I continue to work on changing my outlook on life to one that is more positive. The best thing that happened this year was my realizing that I had become so negative about people, situations, and challenges that my very perspective poisoned many dimensions of my life. My mindset made almost everything harder to do, and my sharp tongue undoubtedly hurt those closest to me at times.

Every New Year is a reminder that old habits can be hard to change. I strive to be more optimistic and ruminate less on the perceived faults of myself and those around me, but this process is not an easy one. For instance, why waste time at all anatomizing the shortcomings of someone else? There is only one scenario where such an exercise would be beneficial, within the creation of a fictional person whose imperfections shed light on what it means to be human. Which brings me to something I think is one of the great yet frustrating mysteries of the human mind and heart: why does it seem so temptingly easy to see what someone else is doing wrong yet so hard to see what role we play in our own problems?

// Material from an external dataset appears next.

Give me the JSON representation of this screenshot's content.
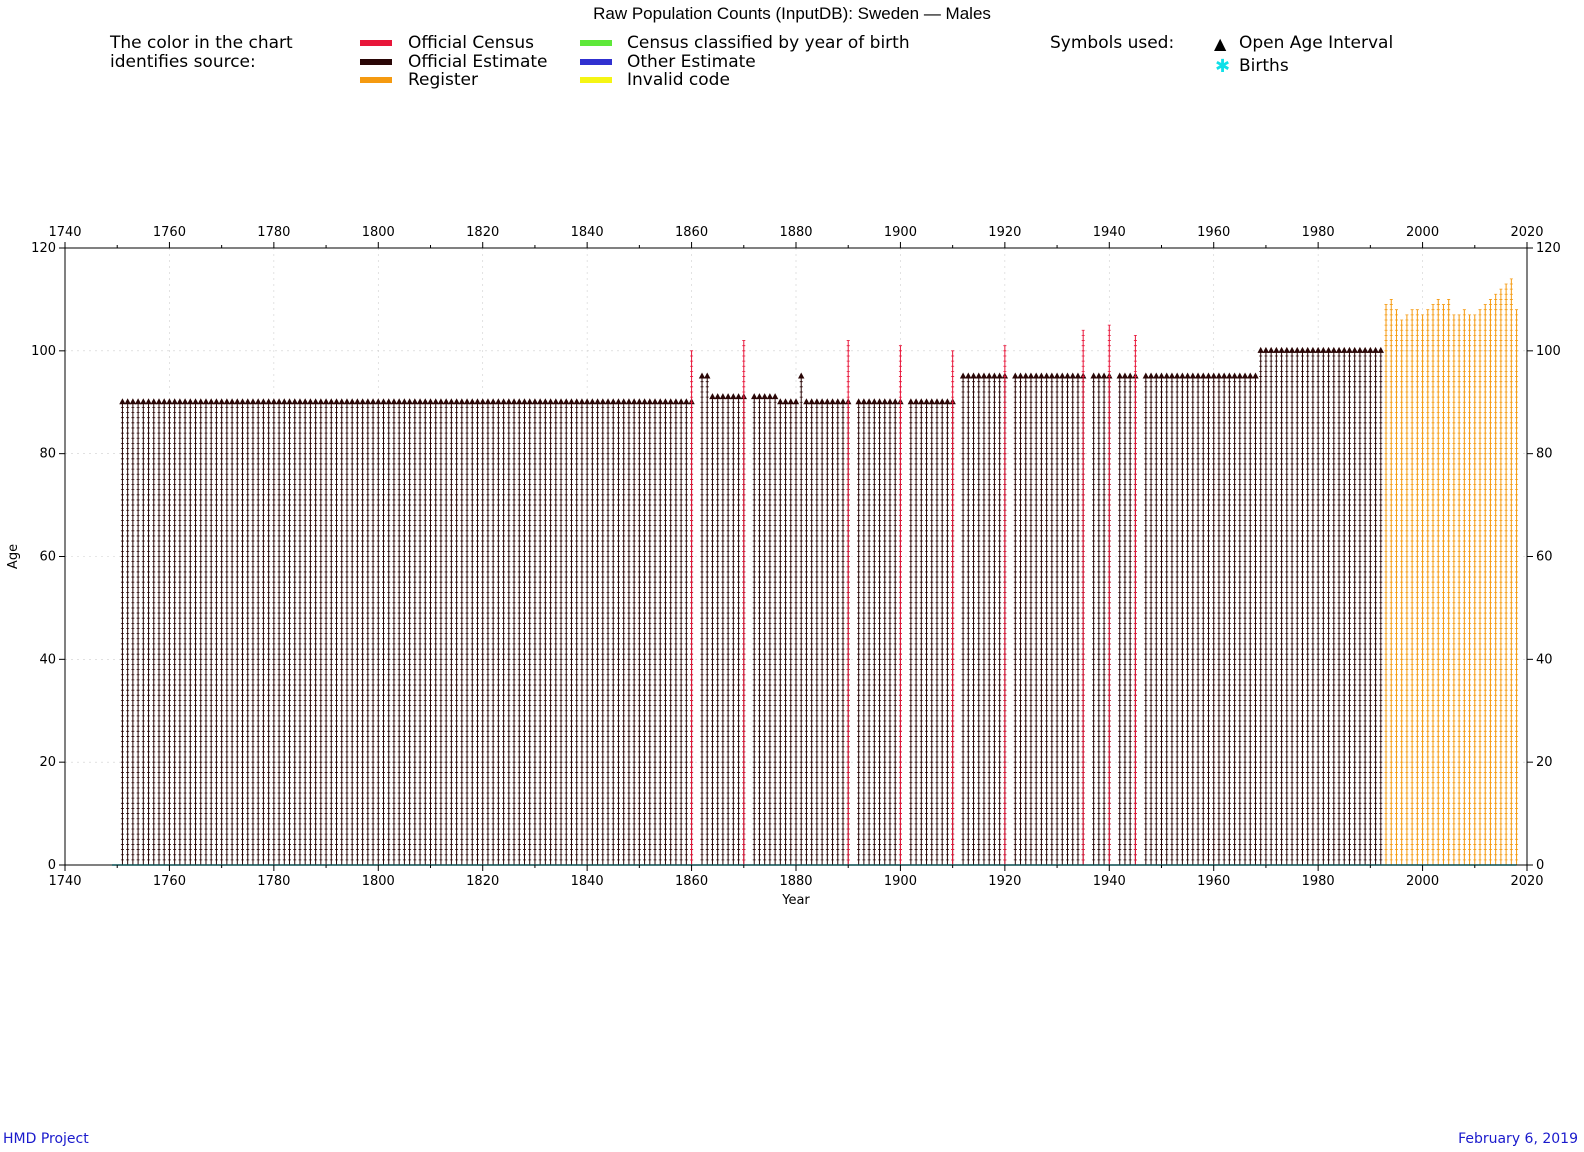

I am devoting more time to prayer and faith because I crashed upon a rocky shore of misery worrying about the present and the future. Praying has helped me a lot, but I have a long way to go in deepening my trust in God. I worry less but still too much. I worry most of all about my daughter. Any prayers for her peace of mind and courage to do what needs done to finish her last year and half of high school would be appreciated.

What are your hopes for this New Year?